Di Kabupaten Gunungkidul misalnya, sebanyak 21 SMPN mengalami kekurangan murid pada Sistem Penerimaan Murid Baru (SPMB) 2025. Kondisi itu lebih banyak terjadi di wilayah pedesaan terutama di kapanewon yang jauh dari pusat kota.
Kepala Dinas Pendidikan Gunungkidul, Nunuk Setyowati membeberkan jumlah pendaftar di SMPN kurang dari 20 murid. Padahal, syarat SPMB tahun ini sedikitnya harus ada 20 murid dalam satu rombongan belajar atau maksimal 32 murid.
Tak hanya SMPN di Kabupaten Gunungkidul, SDN di Kabupaten Sleman juga mengalami kondisi serupa. Sebanyak 62 SDN mengalami kekurangan murid pada SPMB 2025. 11 sekolah di antaranya bahkan hanya menerima kurang dari lima siswa.
Sekretaris Dinas Pendidikan Kabupaten Sleman, Sri Adi Marsanti menjelaskan ada beberapa faktor yang menyebabkan sekolah kekurangan murid. Salah satunya kecenderungan orang tua yang lebih memilih menyekolahkan anak mereka ke sekolah swasta di Jogja, khususnya untuk jenjang Taman Kanak-Kanak (TK) dan SD.
“Saya menganalisis, tiap tahun seperti itu, tahun yang lalu juga ada sekitar 60-an SD Negeri yang di bawah 10 dapatnya (murid),” ujar Sri dikutip dari Kompas.com, Kamis (24/7/2025).
Sekolah di Jogja kurang diminati
Sebetulnya, selain sekolah swasta di Jogja, orang tua juga punya pilihan sekolah yang berbasis pendidikan nonformal. Salah satunya Sanggar Anak Alam (SALAM). Sekolah merdeka yang sudah berdiri sejak tahun 1988 di Kampung Nitiprayan, Bantul, Yogyakarta.
Dalam diskusi merumput edisi perdana: Sekolah Semerdeka Ini & PAUD ala SALAM di Mojok Store, Sleman pada Sabtu (19/7/2025), saya bertemu dengan para orang tua siswa. Salah satunya, Gita yang menyekolahkan anak pertamanya yang berusia empat tahun di Taman Anak SALAM.
“Dulu anak saya pemalu sekali, nggak mau ditinggal waktu awal-awal sekolah,” ujar Gita.
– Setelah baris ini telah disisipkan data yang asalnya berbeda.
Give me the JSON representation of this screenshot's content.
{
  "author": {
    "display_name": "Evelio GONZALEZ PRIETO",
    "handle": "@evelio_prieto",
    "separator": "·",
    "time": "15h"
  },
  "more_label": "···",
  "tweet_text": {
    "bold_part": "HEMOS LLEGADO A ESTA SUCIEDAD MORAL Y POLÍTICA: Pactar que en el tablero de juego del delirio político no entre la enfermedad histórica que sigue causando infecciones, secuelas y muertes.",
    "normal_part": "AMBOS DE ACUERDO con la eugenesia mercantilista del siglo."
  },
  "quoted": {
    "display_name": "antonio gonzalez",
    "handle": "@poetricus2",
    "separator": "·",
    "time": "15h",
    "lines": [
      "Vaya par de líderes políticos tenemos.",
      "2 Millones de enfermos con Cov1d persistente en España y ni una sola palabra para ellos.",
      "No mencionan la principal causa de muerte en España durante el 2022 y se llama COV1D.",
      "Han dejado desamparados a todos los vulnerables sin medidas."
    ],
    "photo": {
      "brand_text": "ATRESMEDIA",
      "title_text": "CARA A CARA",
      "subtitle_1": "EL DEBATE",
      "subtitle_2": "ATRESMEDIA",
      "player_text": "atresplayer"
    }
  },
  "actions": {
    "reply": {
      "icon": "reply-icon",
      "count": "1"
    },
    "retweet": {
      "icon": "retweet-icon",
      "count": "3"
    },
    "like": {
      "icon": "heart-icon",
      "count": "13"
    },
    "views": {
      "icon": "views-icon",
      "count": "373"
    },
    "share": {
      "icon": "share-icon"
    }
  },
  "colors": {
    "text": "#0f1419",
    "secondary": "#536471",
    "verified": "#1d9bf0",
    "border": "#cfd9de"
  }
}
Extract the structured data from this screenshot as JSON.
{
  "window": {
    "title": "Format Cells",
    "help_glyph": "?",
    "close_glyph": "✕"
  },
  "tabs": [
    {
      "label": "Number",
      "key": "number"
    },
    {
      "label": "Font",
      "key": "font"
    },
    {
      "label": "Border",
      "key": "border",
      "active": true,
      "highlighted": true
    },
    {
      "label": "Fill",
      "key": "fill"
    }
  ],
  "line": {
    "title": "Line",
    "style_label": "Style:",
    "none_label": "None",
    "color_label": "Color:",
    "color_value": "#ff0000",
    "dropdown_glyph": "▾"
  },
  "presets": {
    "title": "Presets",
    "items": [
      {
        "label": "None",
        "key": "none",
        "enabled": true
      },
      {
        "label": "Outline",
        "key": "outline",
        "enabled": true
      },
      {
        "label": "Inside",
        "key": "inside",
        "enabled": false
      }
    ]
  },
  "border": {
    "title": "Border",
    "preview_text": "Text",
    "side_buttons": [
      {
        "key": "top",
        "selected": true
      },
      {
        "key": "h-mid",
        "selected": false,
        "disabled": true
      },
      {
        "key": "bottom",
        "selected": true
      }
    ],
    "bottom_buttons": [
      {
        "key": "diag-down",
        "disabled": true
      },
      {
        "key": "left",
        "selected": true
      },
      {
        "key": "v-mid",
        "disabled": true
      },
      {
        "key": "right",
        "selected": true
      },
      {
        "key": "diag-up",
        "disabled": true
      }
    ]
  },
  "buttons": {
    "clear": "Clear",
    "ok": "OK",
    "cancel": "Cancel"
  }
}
Alih-alih meninggalkan anaknya di hari pertama sekolah, para fasilitator–sebutan guru di SALAM, mengizinkan Gita untuk menunggui anaknya. Setelah dua minggu, anaknya baru bisa ditinggal. Perubahan itu membuat Gita bangga, karena anaknya jadi lebih percaya diri.
“Waktu itu dia bilang ‘udah ibu pulang aja’, padahal sebelumnya dia sama sekali nggak berani ditinggal,” kata Gita.
Dari sana, ia semakin percaya bahwa SALAM mampu membentuk karakter anaknya menjadi lebih baik. Tak sampai di situ, Gita pun makin yakin karena di bandingkan sekolah di Jogja lainnya, SALAM sangat menghargai proses siswa.
“Mungkin di sekolah lain, si anak tetap harus ditinggal di hari pertama tapi di sini saya jadi belajar kalau menunggu anak di sekolah itu nggak papa banget. Dampaknya, membuat anak saya diterima. Tidak merasa bersalah. Dan seiring waktu, dia jauh lebih ekspresif mengungkapkan isi pikirannya,” ujar Gita.